L’homme tourne les talons puis revient sur ses pas, sans se presser, tandis que la femme s’extirpe de son automobile. Il s’arrête à mi-chemin et attend. Les chaussures  de la femme percutent le sol avec un son mat, un son de  pieds bien calés dans des bottes solides faisant corps avec de  puissantes jambes, et faisant résonner le sol comme des fers de  chevaux  effrénés, des chevaux en troupeau au galop  produisant des  roulements du sol mêlés  aux pulsations cardiaques  de l’homme, des pulsations sur le moment âpres et sanglantes, pompant par à-coups dans les bourses de l’homme de puissants jets de chaleur  qui faisaient grossir son sexe. Il fixe la femme à travers des paupières plissées, des yeux  scrutateurs, des yeux farfouilleurs  au rayon X, des yeux semblables à des mains.
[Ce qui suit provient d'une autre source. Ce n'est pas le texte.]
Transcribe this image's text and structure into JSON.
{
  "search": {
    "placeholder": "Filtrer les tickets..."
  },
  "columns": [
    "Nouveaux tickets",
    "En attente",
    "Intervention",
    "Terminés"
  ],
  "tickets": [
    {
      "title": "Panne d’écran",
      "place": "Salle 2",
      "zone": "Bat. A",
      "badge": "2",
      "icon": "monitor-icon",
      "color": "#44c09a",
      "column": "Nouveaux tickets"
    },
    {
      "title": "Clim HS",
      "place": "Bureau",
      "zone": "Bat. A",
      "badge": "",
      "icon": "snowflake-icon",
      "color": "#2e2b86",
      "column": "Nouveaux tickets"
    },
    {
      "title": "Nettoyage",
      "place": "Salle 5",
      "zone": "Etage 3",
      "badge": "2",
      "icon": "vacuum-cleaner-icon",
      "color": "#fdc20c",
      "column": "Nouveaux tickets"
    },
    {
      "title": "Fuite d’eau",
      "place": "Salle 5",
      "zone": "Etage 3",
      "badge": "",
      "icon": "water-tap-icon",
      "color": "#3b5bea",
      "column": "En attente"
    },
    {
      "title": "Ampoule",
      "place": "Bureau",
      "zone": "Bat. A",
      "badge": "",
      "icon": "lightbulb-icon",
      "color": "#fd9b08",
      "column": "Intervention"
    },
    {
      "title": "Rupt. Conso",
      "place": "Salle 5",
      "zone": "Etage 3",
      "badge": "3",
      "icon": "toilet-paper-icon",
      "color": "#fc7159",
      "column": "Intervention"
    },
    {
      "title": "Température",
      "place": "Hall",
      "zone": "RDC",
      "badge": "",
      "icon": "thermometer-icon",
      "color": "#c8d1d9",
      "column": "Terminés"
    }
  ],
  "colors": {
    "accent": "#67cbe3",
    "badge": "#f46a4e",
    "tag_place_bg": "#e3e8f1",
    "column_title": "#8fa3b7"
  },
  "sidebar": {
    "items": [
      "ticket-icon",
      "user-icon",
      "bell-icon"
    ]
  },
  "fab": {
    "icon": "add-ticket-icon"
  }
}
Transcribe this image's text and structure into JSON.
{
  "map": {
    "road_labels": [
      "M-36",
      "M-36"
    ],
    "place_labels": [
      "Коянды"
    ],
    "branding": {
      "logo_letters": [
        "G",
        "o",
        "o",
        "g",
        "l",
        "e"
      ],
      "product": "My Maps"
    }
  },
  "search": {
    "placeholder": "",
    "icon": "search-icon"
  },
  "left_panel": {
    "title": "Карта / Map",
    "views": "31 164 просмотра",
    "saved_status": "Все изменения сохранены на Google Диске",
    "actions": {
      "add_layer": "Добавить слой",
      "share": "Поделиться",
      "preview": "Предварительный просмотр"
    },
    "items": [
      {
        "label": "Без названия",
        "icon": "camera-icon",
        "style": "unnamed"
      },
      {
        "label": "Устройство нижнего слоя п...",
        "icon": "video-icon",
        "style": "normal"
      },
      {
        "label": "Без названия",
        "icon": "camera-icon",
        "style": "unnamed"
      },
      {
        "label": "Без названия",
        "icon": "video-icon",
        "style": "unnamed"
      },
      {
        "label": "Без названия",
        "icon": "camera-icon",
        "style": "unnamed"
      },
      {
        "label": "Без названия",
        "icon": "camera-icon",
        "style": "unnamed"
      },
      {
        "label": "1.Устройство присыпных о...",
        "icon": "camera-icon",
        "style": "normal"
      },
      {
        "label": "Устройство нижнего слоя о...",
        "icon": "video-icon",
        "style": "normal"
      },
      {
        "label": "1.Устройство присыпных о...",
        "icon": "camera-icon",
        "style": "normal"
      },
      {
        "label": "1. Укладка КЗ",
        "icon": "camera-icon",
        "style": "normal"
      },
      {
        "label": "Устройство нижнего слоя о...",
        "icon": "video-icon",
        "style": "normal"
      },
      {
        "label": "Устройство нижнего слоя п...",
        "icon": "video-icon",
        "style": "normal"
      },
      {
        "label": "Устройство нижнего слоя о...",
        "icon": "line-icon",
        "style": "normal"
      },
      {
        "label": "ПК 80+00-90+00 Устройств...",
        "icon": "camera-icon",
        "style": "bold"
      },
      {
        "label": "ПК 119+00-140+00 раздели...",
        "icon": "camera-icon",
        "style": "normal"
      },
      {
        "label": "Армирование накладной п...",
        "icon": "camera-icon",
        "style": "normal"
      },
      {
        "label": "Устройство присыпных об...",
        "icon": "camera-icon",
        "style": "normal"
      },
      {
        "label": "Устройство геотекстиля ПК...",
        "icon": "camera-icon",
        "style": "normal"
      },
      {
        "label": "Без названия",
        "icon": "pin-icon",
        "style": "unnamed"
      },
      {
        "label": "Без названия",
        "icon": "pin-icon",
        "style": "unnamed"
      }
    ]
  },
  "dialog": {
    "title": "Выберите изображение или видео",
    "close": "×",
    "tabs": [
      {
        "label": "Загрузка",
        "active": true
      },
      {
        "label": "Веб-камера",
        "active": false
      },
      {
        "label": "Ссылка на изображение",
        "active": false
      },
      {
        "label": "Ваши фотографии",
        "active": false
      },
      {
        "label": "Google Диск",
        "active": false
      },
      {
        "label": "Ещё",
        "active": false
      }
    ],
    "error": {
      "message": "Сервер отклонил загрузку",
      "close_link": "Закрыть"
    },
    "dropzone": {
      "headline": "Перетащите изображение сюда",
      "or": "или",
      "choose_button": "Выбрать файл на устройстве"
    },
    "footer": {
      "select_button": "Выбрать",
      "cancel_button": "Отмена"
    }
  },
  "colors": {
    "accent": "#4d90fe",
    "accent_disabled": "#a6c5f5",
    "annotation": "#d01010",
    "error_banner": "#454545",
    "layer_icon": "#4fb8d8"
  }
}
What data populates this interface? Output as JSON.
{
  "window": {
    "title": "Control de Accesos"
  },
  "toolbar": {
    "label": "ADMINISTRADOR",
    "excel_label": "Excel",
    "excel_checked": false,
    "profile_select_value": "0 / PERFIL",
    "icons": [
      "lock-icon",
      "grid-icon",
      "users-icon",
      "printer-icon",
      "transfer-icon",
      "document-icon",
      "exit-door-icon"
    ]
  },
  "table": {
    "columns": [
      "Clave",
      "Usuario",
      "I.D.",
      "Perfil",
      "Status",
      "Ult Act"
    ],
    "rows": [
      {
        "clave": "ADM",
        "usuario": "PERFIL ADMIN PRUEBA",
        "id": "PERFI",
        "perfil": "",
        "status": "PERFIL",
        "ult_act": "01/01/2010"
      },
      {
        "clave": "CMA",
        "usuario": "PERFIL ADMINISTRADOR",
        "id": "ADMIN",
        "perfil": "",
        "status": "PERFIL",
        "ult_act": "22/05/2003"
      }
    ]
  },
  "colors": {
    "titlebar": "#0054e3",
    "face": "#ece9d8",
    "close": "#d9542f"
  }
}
Elle marche dans l’ombre tête baissée, le corps un peu penché sur le côté   comme soumise à la poussée  d’un élément, d’une force, ou de l’hémiplégie d’un corps alourdi d’un côté plus que de l’autre par un grand sac, un sac de femme  pressée d’en découdre. Insensible à ses couches de vêtements  qui  enveloppent  la femme  telle une dragée, la bite du veilleur de nuit  désenfle. Arrivé sur le perron du bâtiment administratif   le couple se glisse  à l’intérieur du sombre corridor, par la porte d’entrée principale  que le veilleur de nuit  a pris soin d’écarter avec d’infinies précautions après l’avoir déverrouillée. Il  garde accroché à la ceinture de son pantalon  toutes les clés du site dont il a la garde. Le détecteur automatique de présence fait crépiter les  ampoules, révélant  le couple de noctambules  dans une lumière crue. L’homme et la femme s’engouffrent  à l’intérieur d’une pièce  contigüe au corridor. Celle-ci baigne   dans une demi-obscurité. Tapis dans l’ombre quelques chaises autour  d’une  immense  table ainsi qu’un canapé cuir  l’agrémentent.

Deux immenses baies vitrées parées de légers voilages sont ouvertes sur la rue, offrant au couple tout le confort  et l’intimité qu’il espérait après quelques rendez-vous clandestins  à profaner  le silence des forêts par des  grognements de jouissance, par des bruits de succions lubriques, par des cris de bête agonisante. Un sourire  lumineux vogue  dans les yeux et sur  le visage de la femme, un sourire sur le point  d’exploser en éclats et susceptibles de crever  l’abcès de ce gros rire   qui l’habite intérieurement et qui prend en dérision les obstacles,  les impatiences   qu’elle dû  franchir avant de se retrouver là, seule, captive consentante, dans cet  endroit sombre  et isolé  avec l’objet de ses fantasmes. Un sourire qui en dit plus long que la joie, plus long que l’excitation  et la satisfaction de voir ses désirs les plus profonds prendre vie.